Our recent studies using tone sequences have indicated that these oculomotor measures can provide instantaneous readouts of arousal and attention allocation in auditory processing. In the present experiment, we show that combining these measures provide rich information about time-to-time cognitive mechanisms in speech-in-noise processing.
Methods: We simultaneously recorded pupil and oculomotor movements (MS and blinks) with eye-tracking using a speech-in-noise working memory task (N=30). The task required subjects to focus attention on a target speaker (and report the words they produced) while ignoring temporally interleaved words from a distractor speaker, all embedded in multi-speaker babble.
Results: Distinct response patterns to behaviourally-relevant target and distractor words - reflecting fluctuations in instantaneous arousal and attentional engagement - were observed across pupil dilation (PD), microsaccades (MS), and blink time series. Time-locked additional analyses revealed robust response patterns to targets vs. distractors, as well as signatures of attentional states (e.g. attention lapse) associated with behavioural outcomes.
Each measure exhibited unique temporal characteristics, suggesting that they index different facets of attentive listening. Specifically, increased pupil responses (diameter and dilation rate) indicated heightened arousal prior to and following target words; while oculomotor inhibition was enhanced by the allocation of temporal attention, observed across both MS and blink dynamics, signalling a push-and-pull interaction between the oculomotor and auditory system, where visual sampling is reduced when attentional resources are deployed for the auditory modality.
Discussion: These results suggest that pupil and oculomotor dynamics can track time-to-time attentional allocation and arousal engagement processes in listening, even in difficult listening conditions.

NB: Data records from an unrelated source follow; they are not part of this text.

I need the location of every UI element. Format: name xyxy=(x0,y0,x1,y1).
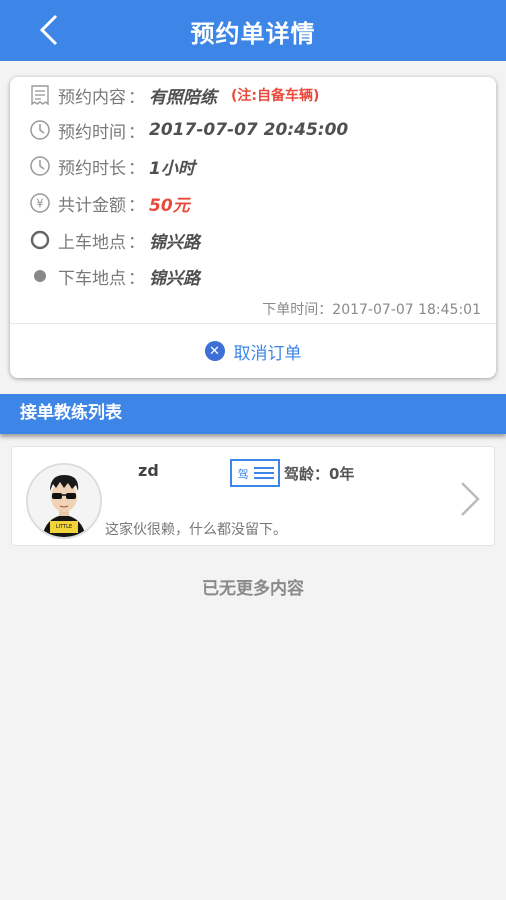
coach-list-header: 接单教练列表 xyxy=(0,394,506,434)
svg-text:驾: 驾 xyxy=(238,468,249,481)
svg-text:¥: ¥ xyxy=(36,197,44,211)
dot-icon xyxy=(28,264,52,288)
drive-age: 驾龄：0年 xyxy=(284,465,355,483)
close-circle-icon: ✕ xyxy=(204,341,225,361)
dropoff-row: 下车地点 ： 锦兴路 xyxy=(28,261,200,291)
content-label: 预约内容 xyxy=(58,87,126,108)
order-time: 下单时间：2017-07-07 18:45:01 xyxy=(262,302,481,318)
pickup-sep: ： xyxy=(128,232,145,253)
page-title: 预约单详情 xyxy=(190,20,316,48)
coach-bio: 这家伙很赖，什么都没留下。 xyxy=(105,522,287,538)
svg-text:LITTLE: LITTLE xyxy=(56,524,72,530)
pickup-label: 上车地点 xyxy=(58,232,126,253)
amount-value: 50元 xyxy=(149,195,190,216)
amount-label: 共计金额 xyxy=(58,195,126,216)
duration-sep: ： xyxy=(128,158,145,179)
order-detail-card: 预约内容 ： 有照陪练 (注:自备车辆) 预约时间 ： 2017-07-07 2… xyxy=(10,77,496,378)
yen-icon: ¥ xyxy=(28,191,52,215)
clock-icon xyxy=(28,118,52,142)
duration-label: 预约时长 xyxy=(58,158,126,179)
receipt-icon xyxy=(28,83,52,107)
cancel-order-label: 取消订单 xyxy=(233,343,302,364)
time-label: 预约时间 xyxy=(58,122,126,143)
coach-name: zd xyxy=(138,461,159,480)
app-header: 预约单详情 xyxy=(0,0,506,61)
dropoff-value: 锦兴路 xyxy=(149,268,200,289)
dropoff-sep: ： xyxy=(128,268,145,289)
content-value: 有照陪练 xyxy=(149,87,217,108)
time-row: 预约时间 ： 2017-07-07 20:45:00 xyxy=(28,115,348,145)
time-value: 2017-07-07 20:45:00 xyxy=(149,120,349,140)
chevron-right-icon xyxy=(456,479,482,519)
content-sep: ： xyxy=(128,87,145,108)
pickup-row: 上车地点 ： 锦兴路 xyxy=(28,225,200,255)
dropoff-label: 下车地点 xyxy=(58,268,126,289)
duration-value: 1小时 xyxy=(149,158,195,179)
clock-icon xyxy=(28,154,52,178)
amount-row: ¥ 共计金额 ： 50元 xyxy=(28,188,190,218)
time-sep: ： xyxy=(128,122,145,143)
ring-icon xyxy=(28,228,52,252)
avatar: LITTLE xyxy=(26,463,102,539)
content-row: 预约内容 ： 有照陪练 (注:自备车辆) xyxy=(28,80,319,110)
license-icon: 驾 xyxy=(230,459,280,487)
duration-row: 预约时长 ： 1小时 xyxy=(28,151,195,181)
amount-sep: ： xyxy=(128,195,145,216)
no-more-content: 已无更多内容 xyxy=(202,579,304,599)
coach-list-item[interactable]: LITTLE zd 驾 驾龄：0年 这家伙很赖，什么都没留下。 xyxy=(11,446,495,546)
content-note: (注:自备车辆) xyxy=(231,88,320,104)
pickup-value: 锦兴路 xyxy=(149,232,200,253)
cancel-order-button[interactable]: ✕ 取消订单 xyxy=(10,324,496,378)
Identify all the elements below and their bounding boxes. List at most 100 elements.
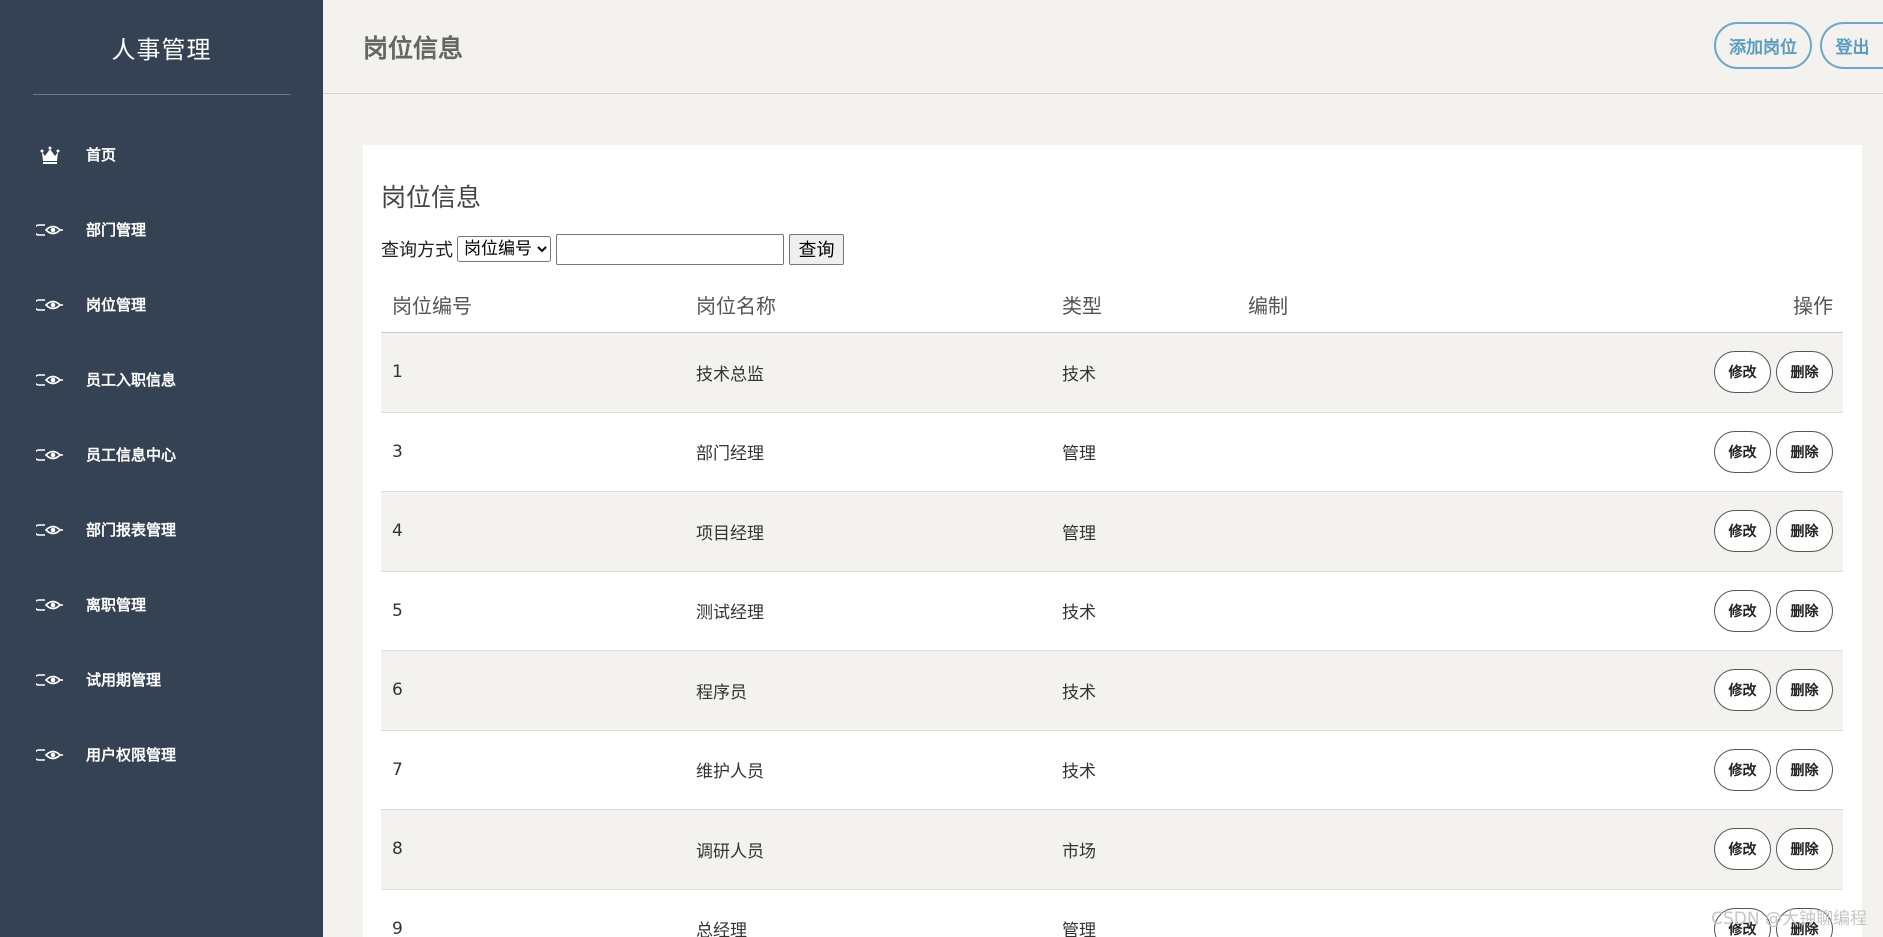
query-input[interactable] [556,233,784,265]
cell-id: 3 [392,441,403,462]
cell-type: 市场 [1062,841,1096,862]
sidebar-item-employee-center[interactable]: 员工信息中心 [0,417,323,492]
page-title: 岗位信息 [363,33,464,63]
edit-button[interactable]: 修改 [1714,828,1771,871]
edit-button[interactable]: 修改 [1714,589,1771,632]
link-eye-icon [36,220,64,240]
sidebar-item-label: 员工信息中心 [86,446,177,464]
cell-name: 维护人员 [696,762,764,783]
cell-actions: 修改 删除 [1548,351,1843,394]
cell-type: 管理 [1062,921,1096,937]
edit-button[interactable]: 修改 [1714,430,1771,473]
sidebar-item-departments[interactable]: 部门管理 [0,192,323,267]
sidebar-item-label: 首页 [86,146,117,164]
sidebar-item-label: 员工入职信息 [86,371,177,389]
sidebar-item-home[interactable]: 首页 [0,117,323,192]
table-row: 7 维护人员 技术 修改 删除 [381,731,1843,810]
cell-type: 技术 [1062,603,1096,624]
sidebar-item-positions[interactable]: 岗位管理 [0,267,323,342]
cell-name: 部门经理 [696,444,764,465]
table-row: 1 技术总监 技术 修改 删除 [381,333,1843,413]
column-header-quota: 编制 [1248,294,1288,318]
link-eye-icon [36,595,64,615]
cell-id: 4 [392,521,403,542]
edit-button[interactable]: 修改 [1714,351,1771,394]
link-eye-icon [36,520,64,540]
delete-button[interactable]: 删除 [1776,589,1833,632]
sidebar-item-label: 岗位管理 [86,296,147,314]
edit-button[interactable]: 修改 [1714,669,1771,712]
cell-name: 技术总监 [696,364,764,385]
table-row: 8 调研人员 市场 修改 删除 [381,810,1843,890]
sidebar-item-label: 部门管理 [86,221,147,239]
table-row: 5 测试经理 技术 修改 删除 [381,572,1843,651]
cell-name: 项目经理 [696,523,764,544]
column-header-id: 岗位编号 [392,294,472,318]
link-eye-icon [36,745,64,765]
delete-button[interactable]: 删除 [1776,510,1833,553]
link-eye-icon [36,445,64,465]
cell-id: 5 [392,600,403,621]
delete-button[interactable]: 删除 [1776,828,1833,871]
cell-actions: 修改 删除 [1548,430,1843,473]
query-label: 查询方式 [381,240,453,261]
link-eye-icon [36,295,64,315]
query-button[interactable]: 查询 [789,233,844,265]
sidebar-item-label: 离职管理 [86,596,147,614]
table-header: 岗位编号 岗位名称 类型 编制 操作 [381,277,1843,333]
cell-type: 管理 [1062,523,1096,544]
sidebar: 人事管理 首页 部门管理 岗位管理 员工入职信息 员工信息中心 部门报表管理 离… [0,0,323,937]
query-bar: 查询方式 岗位编号 查询 [381,233,844,265]
cell-actions: 修改 删除 [1548,589,1843,632]
cell-actions: 修改 删除 [1548,748,1843,791]
card-title: 岗位信息 [381,183,482,212]
cell-actions: 修改 删除 [1548,828,1843,871]
cell-type: 技术 [1062,762,1096,783]
cell-type: 技术 [1062,364,1096,385]
table-row: 9 总经理 管理 修改 删除 [381,890,1843,937]
sidebar-item-label: 部门报表管理 [86,521,177,539]
sidebar-nav: 首页 部门管理 岗位管理 员工入职信息 员工信息中心 部门报表管理 离职管理 试… [0,117,323,792]
delete-button[interactable]: 删除 [1776,351,1833,394]
top-header: 岗位信息 添加岗位 登出 [323,0,1883,94]
add-position-button[interactable]: 添加岗位 [1714,22,1812,69]
column-header-type: 类型 [1062,294,1102,318]
table-row: 4 项目经理 管理 修改 删除 [381,492,1843,572]
cell-id: 9 [392,918,403,937]
cell-type: 技术 [1062,682,1096,703]
cell-id: 8 [392,839,403,860]
sidebar-item-label: 用户权限管理 [86,746,177,764]
table-row: 6 程序员 技术 修改 删除 [381,651,1843,731]
cell-id: 6 [392,680,403,701]
watermark: CSDN @大钟聊编程 [1711,909,1867,929]
crown-icon [36,145,64,165]
delete-button[interactable]: 删除 [1776,748,1833,791]
sidebar-item-resignation[interactable]: 离职管理 [0,567,323,642]
sidebar-item-permissions[interactable]: 用户权限管理 [0,717,323,792]
edit-button[interactable]: 修改 [1714,748,1771,791]
query-mode-select[interactable]: 岗位编号 [457,236,551,262]
positions-table: 岗位编号 岗位名称 类型 编制 操作 1 技术总监 技术 修改 删除 3 部门经… [381,277,1843,937]
brand-divider [33,94,290,95]
cell-name: 调研人员 [696,841,764,862]
header-actions: 添加岗位 登出 [1714,22,1883,69]
sidebar-item-probation[interactable]: 试用期管理 [0,642,323,717]
delete-button[interactable]: 删除 [1776,669,1833,712]
cell-actions: 修改 删除 [1548,510,1843,553]
sidebar-item-label: 试用期管理 [86,671,162,689]
sidebar-item-dept-reports[interactable]: 部门报表管理 [0,492,323,567]
column-header-actions: 操作 [1793,294,1833,318]
cell-id: 7 [392,759,403,780]
column-header-name: 岗位名称 [696,294,776,318]
link-eye-icon [36,370,64,390]
edit-button[interactable]: 修改 [1714,510,1771,553]
sidebar-item-onboarding[interactable]: 员工入职信息 [0,342,323,417]
logout-button[interactable]: 登出 [1820,22,1883,69]
cell-name: 总经理 [696,921,747,937]
cell-type: 管理 [1062,444,1096,465]
delete-button[interactable]: 删除 [1776,430,1833,473]
content-card: 岗位信息 查询方式 岗位编号 查询 岗位编号 岗位名称 类型 编制 操作 1 技… [363,145,1862,937]
table-row: 3 部门经理 管理 修改 删除 [381,413,1843,492]
link-eye-icon [36,670,64,690]
cell-name: 程序员 [696,682,747,703]
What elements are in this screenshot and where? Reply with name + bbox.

In addition, distinct patterns of different eye movements indicate potentially separate underlying neural pathways.
Understanding such underpinnings of oculomotor dynamics in hearing provide deeper insights into auditory attention and cross-modal interactions, as well as potential guidance for research into challenges in effortful listening, many of which possibly arising from breakdowns in distractor suppression in real-life complex auditory scenes.